Le copain de la Claudine l’André, bientôt septuagénaire, a fini par faire sa déclaration d’impôts avec son petit-fils : “C’est le seul qui comprend ce que c’est, un identifiant FranceConnect.”

Pour la Claudine, en fait, l’humain, en présentiel, est devenu une espèce en voie d’extinction.

 

Le service public, jadis enraciné, s’est fondu dans le nuage.
Les administrations parlent désormais le langage des “actifs agiles”, des « mobilités optimisées » et des « solutions connectées ».

Dans ce monde fluide, on valorise la vitesse, la flexibilité, la dématérialisation.
Mais au fond de la campagne, les anciens, eux, n’ont pas bougé : ils continuent d’appuyer sur des touches qui ne mènent nulle part.
Le progrès leur a tourné le dos, — sans même dire au revoir.

 

Et c’est là que tout un chacun, mais certains plus que d’autres, touche du doigt dans son quotidien le théâtre de l’absurde républicain.

On appelle ça “le parcours du combattant sonore”.

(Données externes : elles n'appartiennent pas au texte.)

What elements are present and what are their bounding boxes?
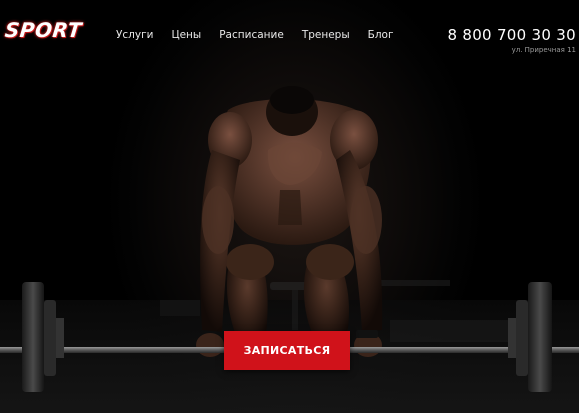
logo[interactable]: SPORT <box>4 18 83 42</box>
nav-item-schedule[interactable]: Расписание <box>219 30 284 41</box>
nav-item-services[interactable]: Услуги <box>116 30 153 41</box>
signup-button[interactable]: ЗАПИСАТЬСЯ <box>224 331 350 370</box>
main-nav: Услуги Цены Расписание Тренеры Блог <box>116 30 394 41</box>
site-header: SPORT Услуги Цены Расписание Тренеры Бло… <box>0 0 579 62</box>
phone-number[interactable]: 8 800 700 30 30 <box>447 28 576 43</box>
nav-item-blog[interactable]: Блог <box>368 30 394 41</box>
contact-block: 8 800 700 30 30 ул. Приречная 11 <box>447 28 576 54</box>
nav-item-prices[interactable]: Цены <box>171 30 201 41</box>
nav-item-trainers[interactable]: Тренеры <box>302 30 350 41</box>
address: ул. Приречная 11 <box>511 46 576 54</box>
landing-page: SPORT Услуги Цены Расписание Тренеры Бло… <box>0 0 579 413</box>
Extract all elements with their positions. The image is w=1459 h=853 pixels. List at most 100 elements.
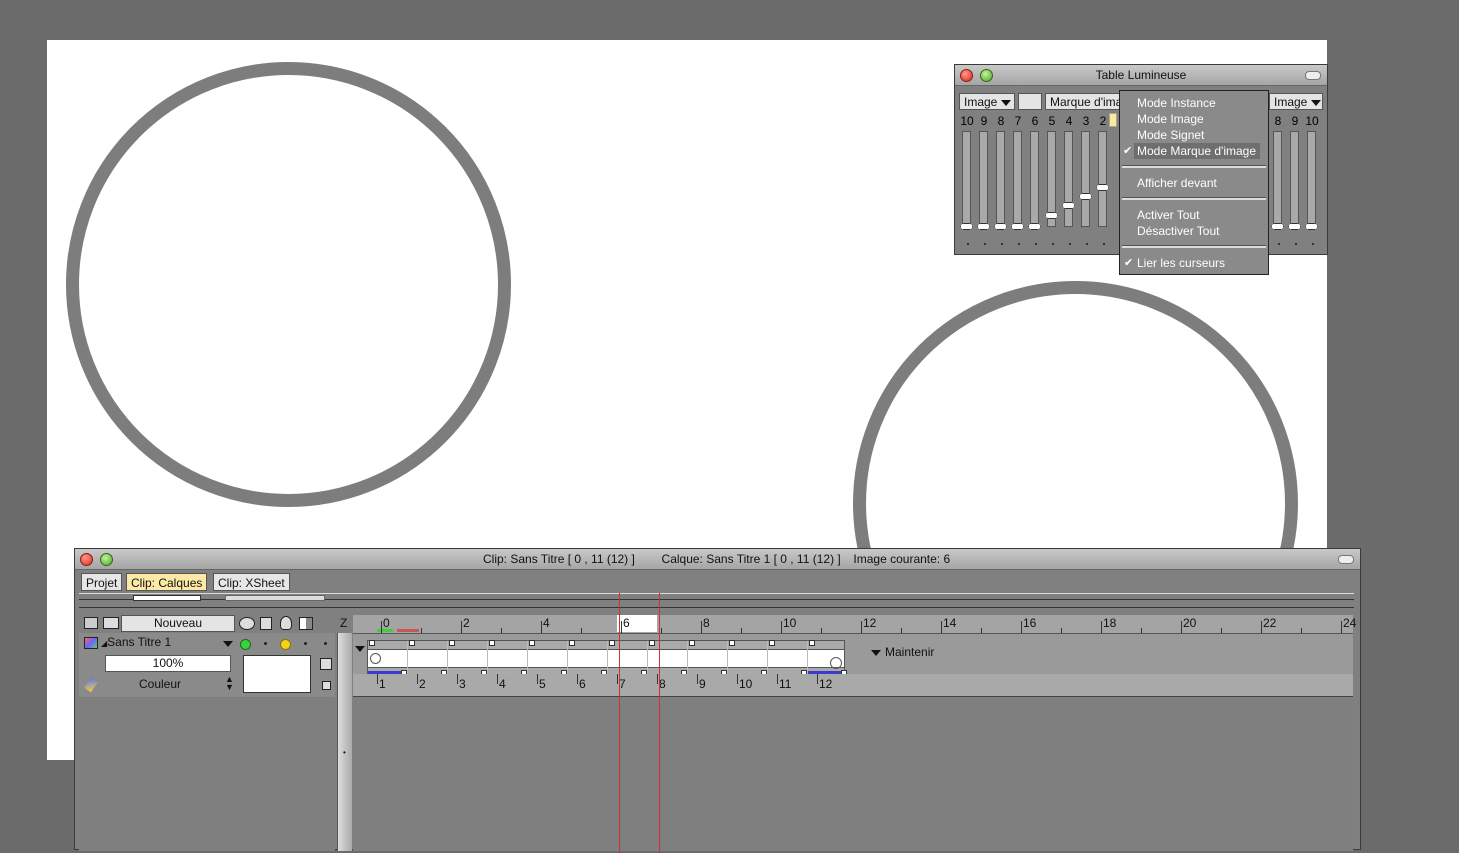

Une épreuve sans médaille, où la République vous promène de menu en sous-menu, avant de raccrocher avec bienveillance :

“Je n’ai pas compris votre demande.”

À force, certains renoncent. D’autres s’y résignent. Les plus obstinés espèrent encore qu’un jour, une vraie voix humaine leur répondra — une voix avec un soupir, une hésitation, une écoute.

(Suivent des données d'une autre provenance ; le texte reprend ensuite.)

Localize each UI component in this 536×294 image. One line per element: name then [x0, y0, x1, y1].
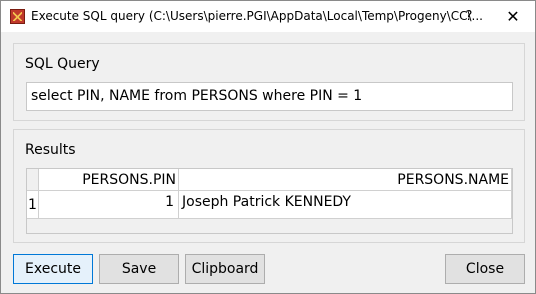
sql-query-label: SQL Query	[25, 56, 100, 72]
clipboard-button[interactable]: Clipboard	[185, 254, 265, 284]
execute-button[interactable]: Execute	[13, 254, 93, 284]
close-button[interactable]: Close	[445, 254, 525, 284]
row-header[interactable]: 1	[27, 191, 39, 219]
close-icon[interactable]: ✕	[498, 1, 528, 32]
help-button[interactable]: ?	[456, 1, 482, 32]
table-cell-pin[interactable]: 1	[39, 191, 179, 219]
results-label: Results	[25, 142, 76, 158]
title-bar[interactable]: Execute SQL query (C:\Users\pierre.PGI\A…	[1, 1, 535, 32]
table-corner[interactable]	[27, 169, 39, 191]
results-group: Results PERSONS.PIN PERSONS.NAME 1 1 Jos…	[13, 129, 525, 243]
dialog-window: Execute SQL query (C:\Users\pierre.PGI\A…	[0, 0, 536, 294]
table-cell-name[interactable]: Joseph Patrick KENNEDY	[179, 191, 512, 219]
app-icon	[10, 9, 25, 24]
save-button[interactable]: Save	[99, 254, 179, 284]
column-header-pin[interactable]: PERSONS.PIN	[39, 169, 179, 191]
window-title: Execute SQL query (C:\Users\pierre.PGI\A…	[31, 9, 483, 23]
sql-query-group: SQL Query select PIN, NAME from PERSONS …	[13, 43, 525, 121]
column-header-name[interactable]: PERSONS.NAME	[179, 169, 512, 191]
sql-query-input[interactable]: select PIN, NAME from PERSONS where PIN …	[26, 82, 513, 111]
results-table[interactable]: PERSONS.PIN PERSONS.NAME 1 1 Joseph Patr…	[26, 168, 513, 234]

Mais ce jour-là, on leur demandera sans doute d’appuyer sur étoile pour confirmer leur émotion.

 

La Claudine en est amenée à se dire que le XXIᵉ siècle a inventé le service public sans fonctionnaire, la proximité sans contact et l’écoute sans oreille.
Dans ce monde calibré pour les “nomades connectés”, les immobiles sont devenus des anomalies statistiques.

Et pendant qu’on célèbre la “simplicité numérique”, Yvonne, Marcel et les autres continuent de parler à des robots. Parce qu’ils y croient encore, un peu.
Parce qu’ils espèrent qu’au bout du fil, un jour, quelqu’un, un vrai, décroche. L’espoir c’est la vie.